Morphic Image of a Complete Variety A variety $X$ is called separated if $\Delta_X = \\{ (x,x) \mid x \in X \\} \subset X \times X$ is closed in $X \times X$. A variety $X$ is called complete if it is separated and for any other variety $Y$ and a close subset $Z \subset X \times Y$ we have that $\pi_Y(Z)$ is closed (here $\pi_Y : X \times Y \to Y$ is the canonical projection). I want to prove: > If $X'$ is separated, $f : X \to X'$ is a morphism and $X$ is complete variety then $f(X) \subset X'$ is complete. I know that a closed subvariety of a complete variety is complete.
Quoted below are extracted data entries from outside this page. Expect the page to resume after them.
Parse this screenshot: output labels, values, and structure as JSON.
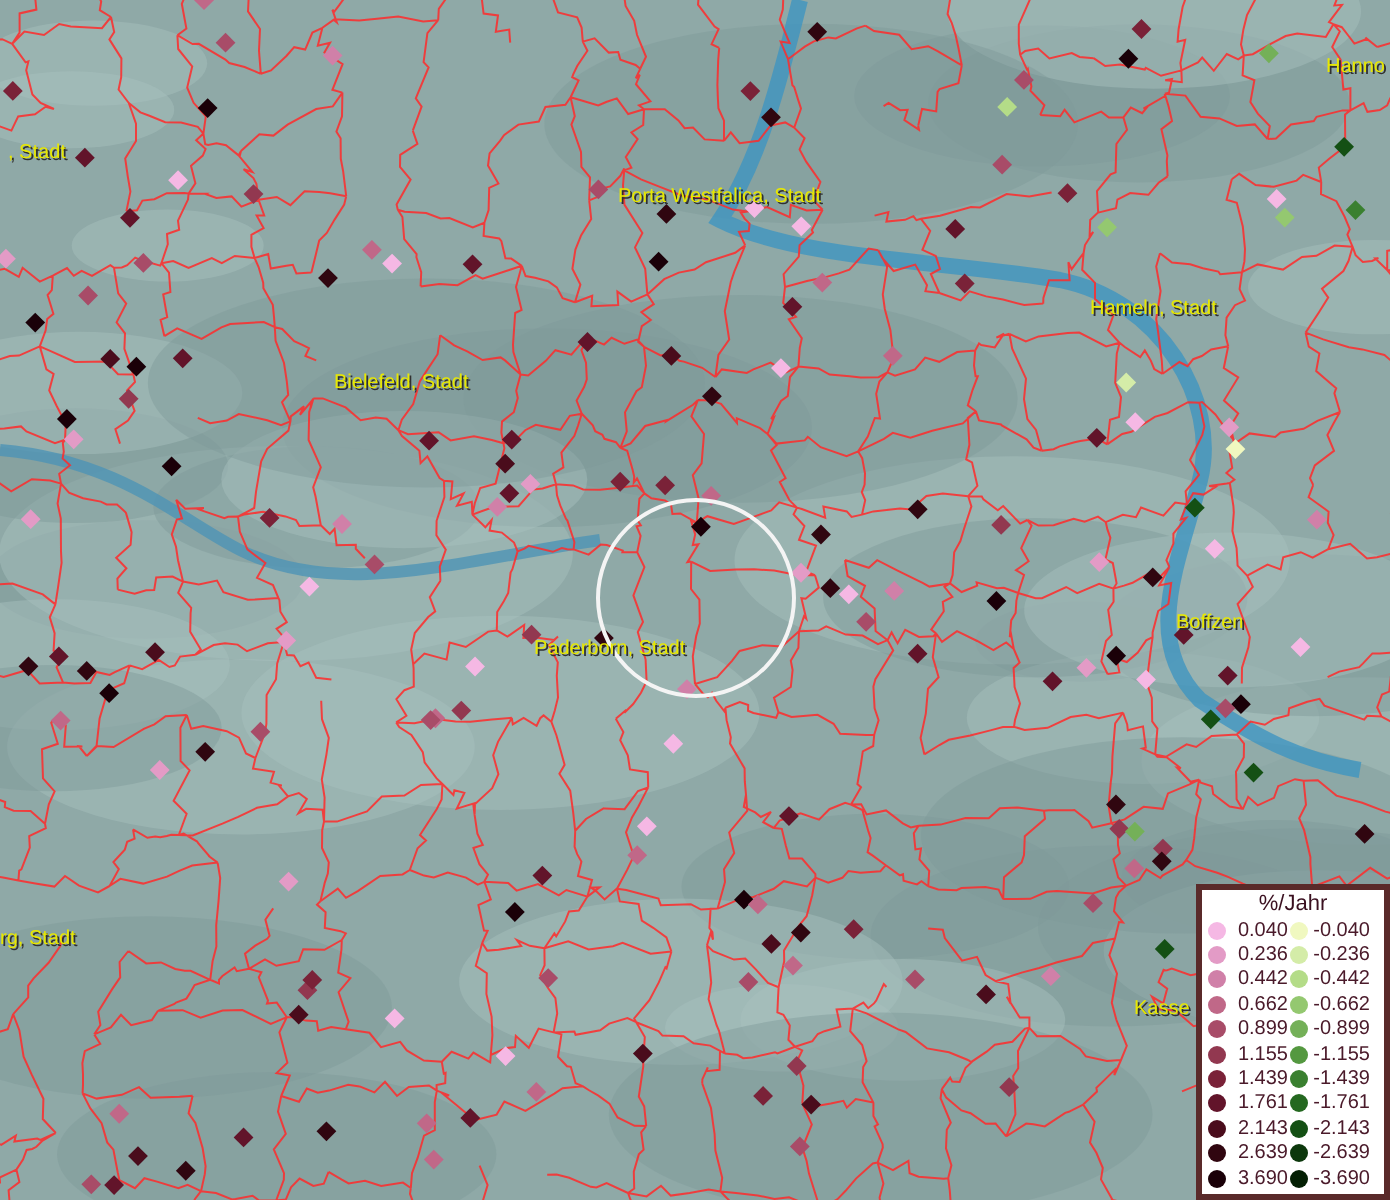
{
  "map": {
    "place_labels": [
      {
        "text": "Hanno"
      },
      {
        "text": ", Stadt"
      },
      {
        "text": "Porta Westfalica, Stadt"
      },
      {
        "text": "Hameln, Stadt"
      },
      {
        "text": "Bielefeld, Stadt"
      },
      {
        "text": "Paderborn, Stadt"
      },
      {
        "text": "Boffzen"
      },
      {
        "text": "rg, Stadt"
      },
      {
        "text": "Kasse"
      }
    ]
  },
  "legend": {
    "title": "%/Jahr",
    "columns": [
      [
        {
          "label": "0.040",
          "color": "#f5b8e4"
        },
        {
          "label": "0.236",
          "color": "#e39bc6"
        },
        {
          "label": "0.442",
          "color": "#d080a8"
        },
        {
          "label": "0.662",
          "color": "#c06888"
        },
        {
          "label": "0.899",
          "color": "#a84c68"
        },
        {
          "label": "1.155",
          "color": "#923850"
        },
        {
          "label": "1.439",
          "color": "#7a2238"
        },
        {
          "label": "1.761",
          "color": "#62142a"
        },
        {
          "label": "2.143",
          "color": "#4a0c1c"
        },
        {
          "label": "2.639",
          "color": "#300610"
        },
        {
          "label": "3.690",
          "color": "#1a0008"
        }
      ],
      [
        {
          "label": "-0.040",
          "color": "#f0f8c0"
        },
        {
          "label": "-0.236",
          "color": "#d4eca8"
        },
        {
          "label": "-0.442",
          "color": "#b4dc88"
        },
        {
          "label": "-0.662",
          "color": "#94c870"
        },
        {
          "label": "-0.899",
          "color": "#74b058"
        },
        {
          "label": "-1.155",
          "color": "#549840"
        },
        {
          "label": "-1.439",
          "color": "#3a8030"
        },
        {
          "label": "-1.761",
          "color": "#246820"
        },
        {
          "label": "-2.143",
          "color": "#145014"
        },
        {
          "label": "-2.639",
          "color": "#0c380c"
        },
        {
          "label": "-3.690",
          "color": "#042004"
        }
      ]
    ]
  }
}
I also know that since $X'$ is separated then the graph $\Gamma_f = \\{ (x, f(x) ) \mid x \in X \\}$ is closed in $X \times X'$.

Have you shown that $f(X)$ is closed in $X'$? If not, do this first. Now you know that $f(X)$ is a variety (being closed in a variety). (Without this, the question doesn't quite make sense; we need to knowthat $f(X)$ is a variety to talk about it being complete.)

Next, show that if $X \to Z$ is a surjection of varieties and $X$ is complete, so is $Z$. (Just work directly with the definition. This is basically a simple exercise in topology, using that the preimage of closed under a continuous map is closed, and using that if $X \to Z$ is surjective, so is $X \times Y \to Z \times Y$ for any $Y$.)